SPDR S&P Oil & Gas Exploration & Production ETF (XOP)

Update 12/13/2019I exited my short iron condor position on XOP for a profit, seven days before expiration. The exit debit was $0.49, giving a $0.31 profit on the options, with the underlying shares trading at $21.94, down $1.08 from their level at entry. The exit came at 38.8% of maximum potential profit.

I entered the position at what proved to be a minor peak. XOP traced a shallow decline for nearly a month and then resumed a slow rise, remaining below the entry peak. The implied volatility rank declined by 15.4 points during the holding period, to 12.0% at the exit.

Shares declined by 4.7% over 38 days, or a -45% annual rate. The options position produced a 63.3% return for a +608% annual rate.


I have entered a short iron condor spread on XOP, using options that trade for the last time 45 days hence, on December 20. The premium is an $0.80 credit and the stock at the time of entry was priced at $23.02.

The profit zone for this position is between $25.80 on the upside and $20.80 on the downside.

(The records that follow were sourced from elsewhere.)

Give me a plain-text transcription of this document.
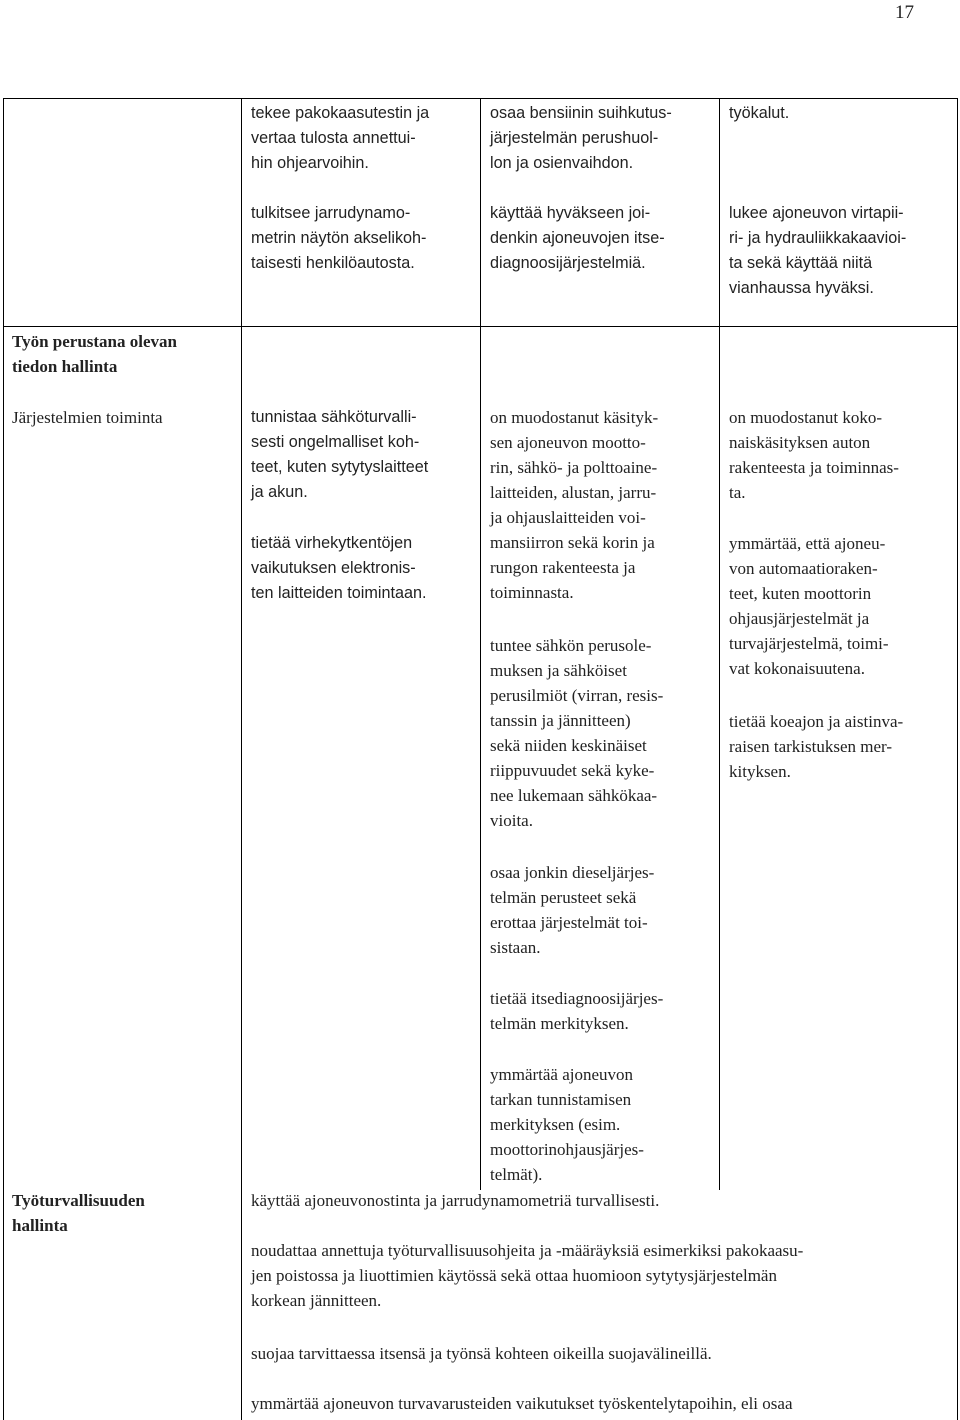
17
tekee pakokaasutestin ja
vertaa tulosta annettui-
hin ohjearvoihin.
tulkitsee jarrudynamo-
metrin näytön akselikoh-
taisesti henkilöautosta.
osaa bensiinin suihkutus-
järjestelmän perushuol-
lon ja osienvaihdon.
käyttää hyväkseen joi-
denkin ajoneuvojen itse-
diagnoosijärjestelmiä.
työkalut.
lukee ajoneuvon virtapii-
ri- ja hydrauliikkakaavioi-
ta sekä käyttää niitä
vianhaussa hyväksi.
Työn perustana olevan
tiedon hallinta
Järjestelmien toiminta	tunnistaa sähköturvalli-
sesti ongelmalliset koh-
teet, kuten sytytyslaitteet
ja akun.
tietää virhekytkentöjen
vaikutuksen elektronis-
ten laitteiden toimintaan.
on muodostanut käsityk-
sen ajoneuvon mootto-
rin, sähkö- ja polttoaine-
laitteiden, alustan, jarru-
ja ohjauslaitteiden voi-
mansiirron sekä korin ja
rungon rakenteesta ja
toiminnasta.
tuntee sähkön perusole-
muksen ja sähköiset
perusilmiöt (virran, resis-
tanssin ja jännitteen)
sekä niiden keskinäiset
riippuvuudet sekä kyke-
nee lukemaan sähkökaa-
vioita.
osaa jonkin dieseljärjes-
telmän perusteet sekä
erottaa järjestelmät toi-
sistaan.
tietää itsediagnoosijärjes-
telmän merkityksen.
ymmärtää ajoneuvon
tarkan tunnistamisen
merkityksen (esim.
moottorinohjausjärjes-
telmät).
on muodostanut koko-
naiskäsityksen auton
rakenteesta ja toiminnas-
ta.
ymmärtää, että ajoneu-
von automaatioraken-
teet, kuten moottorin
ohjausjärjestelmät ja
turvajärjestelmä, toimi-
vat kokonaisuutena.
tietää koeajon ja aistinva-
raisen tarkistuksen mer-
kityksen.
Työturvallisuuden
hallinta
käyttää ajoneuvonostinta ja jarrudynamometriä turvallisesti.
noudattaa annettuja työturvallisuusohjeita ja -määräyksiä esimerkiksi pakokaasu-
jen poistossa ja liuottimien käytössä sekä ottaa huomioon sytytysjärjestelmän
korkean jännitteen.
suojaa tarvittaessa itsensä ja työnsä kohteen oikeilla suojavälineillä.
ymmärtää ajoneuvon turvavarusteiden vaikutukset työskentelytapoihin, eli osaa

The implied volatility rank (IVR) stands at 27.4.

Premium: $0.80 Expire OTM
XOP-iron condor Strike Odds Delta
Long 27.00 91.0% 12
Break-even 25.80 83.5% 20.5
Short 25.00 76.0% 29
Puts
Short 22.00 62.0% 33
Break-even 20.80 73.0% 23.5
Long 20.00 84.0% 14

The premium is 40.0% of the width of the position’s wings.

The profit zone covers a 12.1% move to the upside and a 10.7% move to the downside of the entry price, for total coverage of 22.7%

The risk/reward ratio is 1.5:1, with maximum risk of $120 and maximum reward of $80 per contract.